You can imagine this expression as a cone with 1 element at the bottom and a wide range at the top. If we have target=1 and j=3, its cone will look so:
1 |2 3 4| 5 …
––– |?| ––– …
It isn’t very wide because target=1, so k includes 2,3,4. If the target was 2 or more, k would be wider.
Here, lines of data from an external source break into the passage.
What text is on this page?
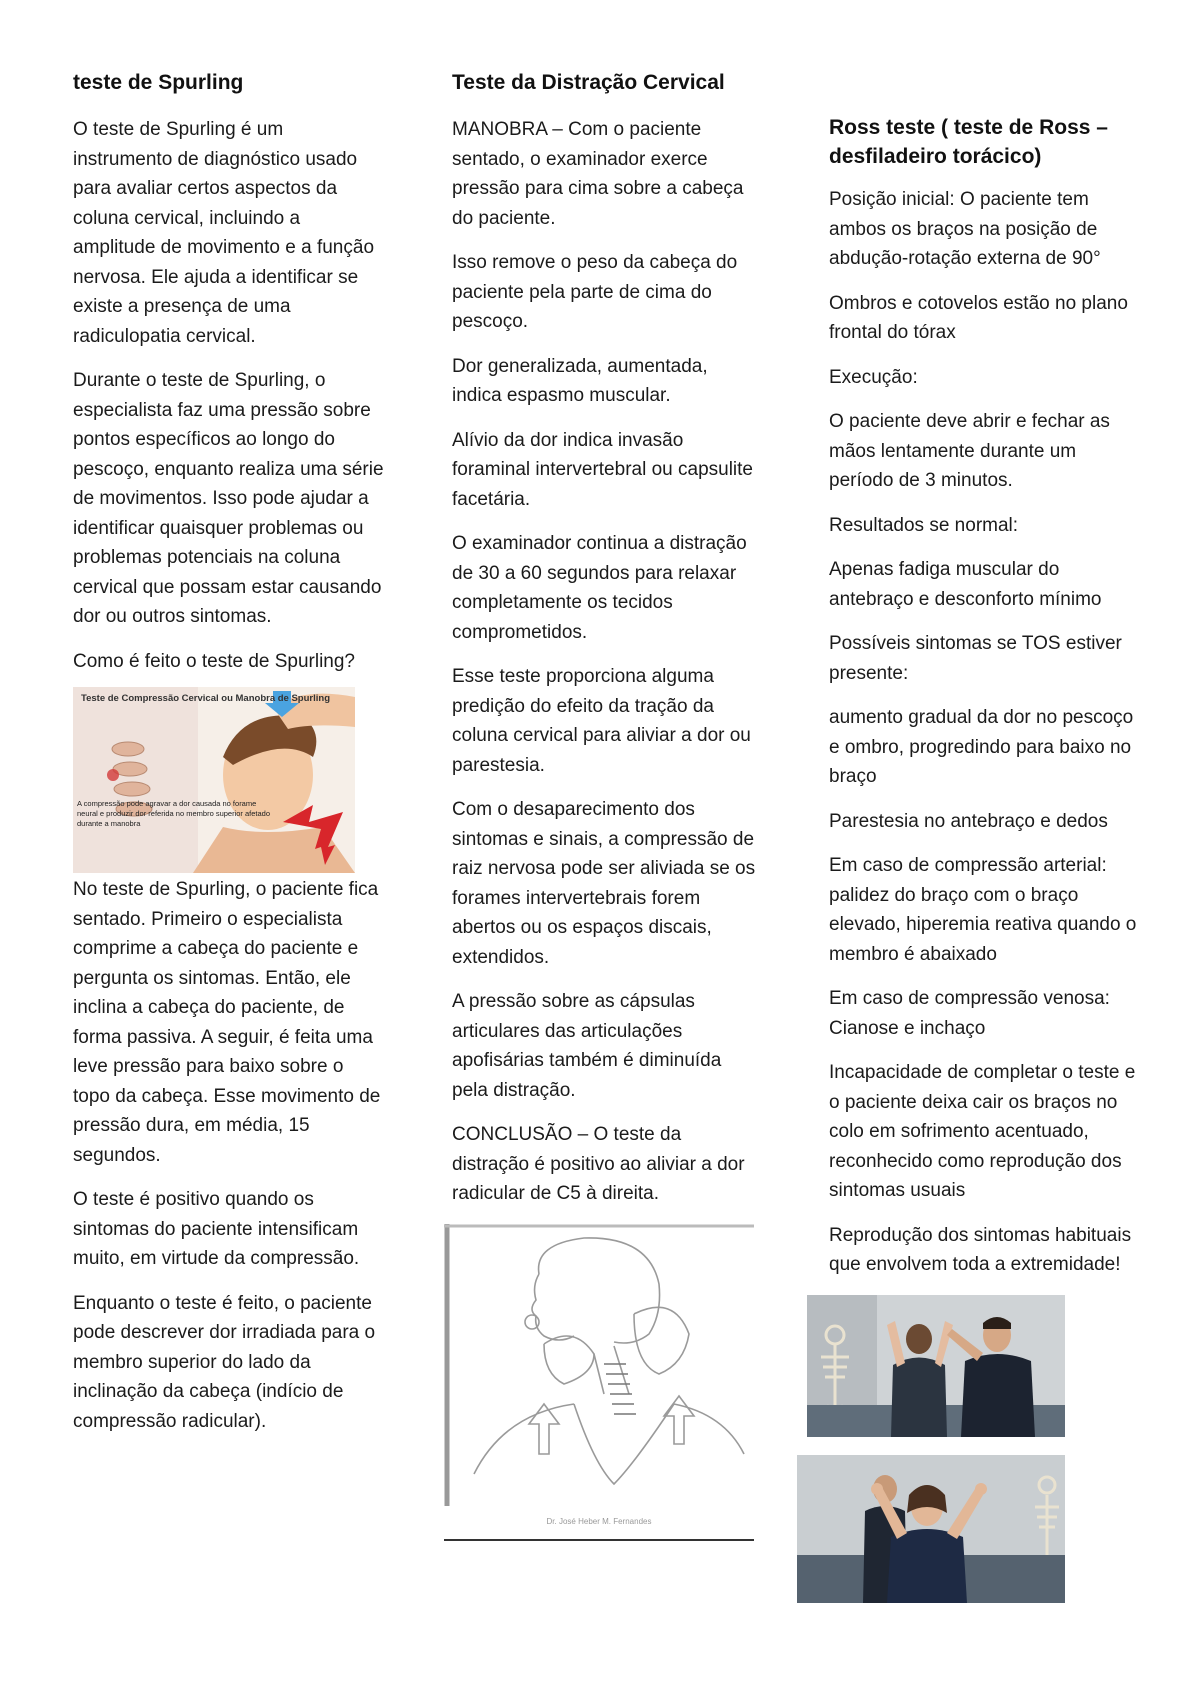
teste de Spurling

O teste de Spurling é um instrumento de diagnóstico usado para avaliar certos aspectos da coluna cervical, incluindo a amplitude de movimento e a função nervosa. Ele ajuda a identificar se existe a presença de uma radiculopatia cervical.

Durante o teste de Spurling, o especialista faz uma pressão sobre pontos específicos ao longo do pescoço, enquanto realiza uma série de movimentos. Isso pode ajudar a identificar quaisquer problemas ou problemas potenciais na coluna cervical que possam estar causando dor ou outros sintomas.

Como é feito o teste de Spurling?

Teste de Compressão Cervical ou Manobra de Spurling
A compressão pode agravar a dor causada no forame neural e produzir dor referida no membro superior afetado durante a manobra

No teste de Spurling, o paciente fica sentado. Primeiro o especialista comprime a cabeça do paciente e pergunta os sintomas. Então, ele inclina a cabeça do paciente, de forma passiva. A seguir, é feita uma leve pressão para baixo sobre o topo da cabeça. Esse movimento de pressão dura, em média, 15 segundos.

O teste é positivo quando os sintomas do paciente intensificam muito, em virtude da compressão.

Enquanto o teste é feito, o paciente pode descrever dor irradiada para o membro superior do lado da inclinação da cabeça (indício de compressão radicular).

Teste da Distração Cervical

MANOBRA – Com o paciente sentado, o examinador exerce pressão para cima sobre a cabeça do paciente.

Isso remove o peso da cabeça do paciente pela parte de cima do pescoço.

Dor generalizada, aumentada, indica espasmo muscular.

Alívio da dor indica invasão foraminal intervertebral ou capsulite facetária.

O examinador continua a distração de 30 a 60 segundos para relaxar completamente os tecidos comprometidos.

Esse teste proporciona alguma predição do efeito da tração da coluna cervical para aliviar a dor ou parestesia.

Com o desaparecimento dos sintomas e sinais, a compressão de raiz nervosa pode ser aliviada se os forames intervertebrais forem abertos ou os espaços discais, extendidos.

A pressão sobre as cápsulas articulares das articulações apofisárias também é diminuída pela distração.

CONCLUSÃO – O teste da distração é positivo ao aliviar a dor radicular de C5 à direita.

Dr. José Heber M. Fernandes
Ross teste ( teste de Ross – desfiladeiro torácico)

Posição inicial: O paciente tem ambos os braços na posição de abdução-rotação externa de 90°

Ombros e cotovelos estão no plano frontal do tórax

Execução:

O paciente deve abrir e fechar as mãos lentamente durante um período de 3 minutos.

Resultados se normal:

Apenas fadiga muscular do antebraço e desconforto mínimo

Possíveis sintomas se TOS estiver presente:

aumento gradual da dor no pescoço e ombro, progredindo para baixo no braço

Parestesia no antebraço e dedos

Em caso de compressão arterial: palidez do braço com o braço elevado, hiperemia reativa quando o membro é abaixado

Em caso de compressão venosa: Cianose e inchaço

Incapacidade de completar o teste e o paciente deixa cair os braços no colo em sofrimento acentuado, reconhecido como reprodução dos sintomas usuais

Reprodução dos sintomas habituais que envolvem toda a extremidade!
So if we use the example above for array [5,1] and target=1,
the first line will be
5-0, 5-1, 5-2, 5-3, 5-4, 5-5, 5-6, 5-7
=
5, 4, 3, 2, 1, 0, 1, 2
The second line will be:
min(5,4)+1-0, min(5,4,3)+1-1, min(4,3,2)+2-1, min(3,2,1)+3-1, min(2,1,0)+4-1, min(1,0,1)+5-1, min(0,1,2)+6-1, min(1,2)+7-1
=
5, 3, 3, 3, 3, 4, 5, 7
We take 3 as the answer and can choose any combination [5,1]=>([2,1] or [3,2] or [4,3] or [5,4])

Guest

Ok, I see, the requirement is for adjacent elements, so the answer [4,3,2,1] for the array [6,3,0,1] and target = 1 is correct.
But if the requirement was for all elements, I think the solution could be easier, we would need to check only 2-3 numbers around the average (for example (6+3+0+1) / 4=2.5) instead of checking M numbers.